Contos Tradicionaes do Povo Portuguez/A filha do diabo
Era uma vez um rei; tratava mal a rainha porque não tinha filhos, e como esta andava com uma grande afflicção, n’uma hora de desespero, clamou:
— Quem me dera um filho, ainda que fosse por obra do diabo.
Passado tempo, a rainha teve uma menina muito linda, e o rei andava tão contente que não cabia em si. A criança medrava a olhos vistos, mesmo sem comer nem beber. Em pouco tempo ficou uma senhora, com um tino que maravilhava; sabia ler, escrever, bordar, cantar, tinha todas as prendas do mundo sem ter aprendido nada.
O rei todo orgulhoso da sua filha mandou deitar um pregão: Que se houvesse alguem que fizesse uma pergunta a sua filha e ella não fosse capaz de responder, se fosse homem havia de casar com ella, e se fosse mulher dar-lhe-hia uma tença. Veiu muita gente de toda a banda, mas a tudo ella dava troco e deixava de bocca aberta.
Um camponez, quiz campar de esperto, e tambem se lembrou de ir ao chamado do pregão; metteu-se a caminho, andou, andou, e depois de muito cançado viu uma casa na encosta de um monte e foi ali descançar das calmas. O camponez encontrou ali um moço, e perguntou-lhe — se elle vivia ali sósinho?
— Não senhor; vivo com meu pae, que foi dar uma geira a quem não póde dar outra, e com dois irmãos, que foram vêr a ceara dos arrependidos.
O camponez não percebeu nada d’estas palavras e pediu-lhe a explicação.
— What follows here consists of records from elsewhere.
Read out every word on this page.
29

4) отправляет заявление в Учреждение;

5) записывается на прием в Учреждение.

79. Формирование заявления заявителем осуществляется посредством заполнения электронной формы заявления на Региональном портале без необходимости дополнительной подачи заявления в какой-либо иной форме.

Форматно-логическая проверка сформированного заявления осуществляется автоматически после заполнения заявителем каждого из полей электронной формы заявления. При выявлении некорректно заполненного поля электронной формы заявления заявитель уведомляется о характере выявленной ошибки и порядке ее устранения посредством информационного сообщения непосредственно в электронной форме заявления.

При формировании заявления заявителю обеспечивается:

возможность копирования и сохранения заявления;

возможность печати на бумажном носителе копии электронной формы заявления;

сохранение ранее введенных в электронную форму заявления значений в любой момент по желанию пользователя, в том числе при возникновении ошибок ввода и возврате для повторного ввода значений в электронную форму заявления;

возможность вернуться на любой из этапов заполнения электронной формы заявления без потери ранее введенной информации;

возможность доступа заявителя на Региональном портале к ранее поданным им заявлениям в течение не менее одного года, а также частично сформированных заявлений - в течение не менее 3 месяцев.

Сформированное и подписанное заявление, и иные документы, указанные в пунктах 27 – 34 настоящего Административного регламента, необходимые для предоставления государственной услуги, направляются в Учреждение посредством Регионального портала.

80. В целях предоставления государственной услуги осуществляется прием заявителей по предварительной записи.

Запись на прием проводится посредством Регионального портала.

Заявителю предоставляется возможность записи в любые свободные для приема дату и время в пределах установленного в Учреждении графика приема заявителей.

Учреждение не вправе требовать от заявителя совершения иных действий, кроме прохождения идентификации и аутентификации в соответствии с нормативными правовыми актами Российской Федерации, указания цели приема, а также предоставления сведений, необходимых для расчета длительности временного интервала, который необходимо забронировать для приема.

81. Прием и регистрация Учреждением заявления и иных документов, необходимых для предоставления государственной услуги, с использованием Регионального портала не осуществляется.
— A explicação é clara; meu pae foi dar uma geira a quem não póde dar outra, quer dizer que foi acompanhar um morto á sepultura; os meus irmãos foram vêr a ceara dos arrependidos, porque se ella estiver boa, ficam arrependidos por a não terem semeado toda, e se estiver ruim tambem ficam arrependidos por terem semeado essa mesma.
O camponez seguiu o seu caminho muito satisfeito, até que chegou ao palacio. Pediu para o levarem á princeza, e contou-lhe o seu caso. A princeza deu-lhe logo a explicação de tudo. Depois virou-se de novo para o camponio, e disse-lhe:
— Já que és tão sabio, diz-me lá a razão, porque é que eu vivo sem comer, sem beber, nem dormir.
— Perdôe-me vossa alteza, mas eu não me fio n’isso.
— Pois então hasde ficar tres dias no meu quarto para vêres com os teus olhos.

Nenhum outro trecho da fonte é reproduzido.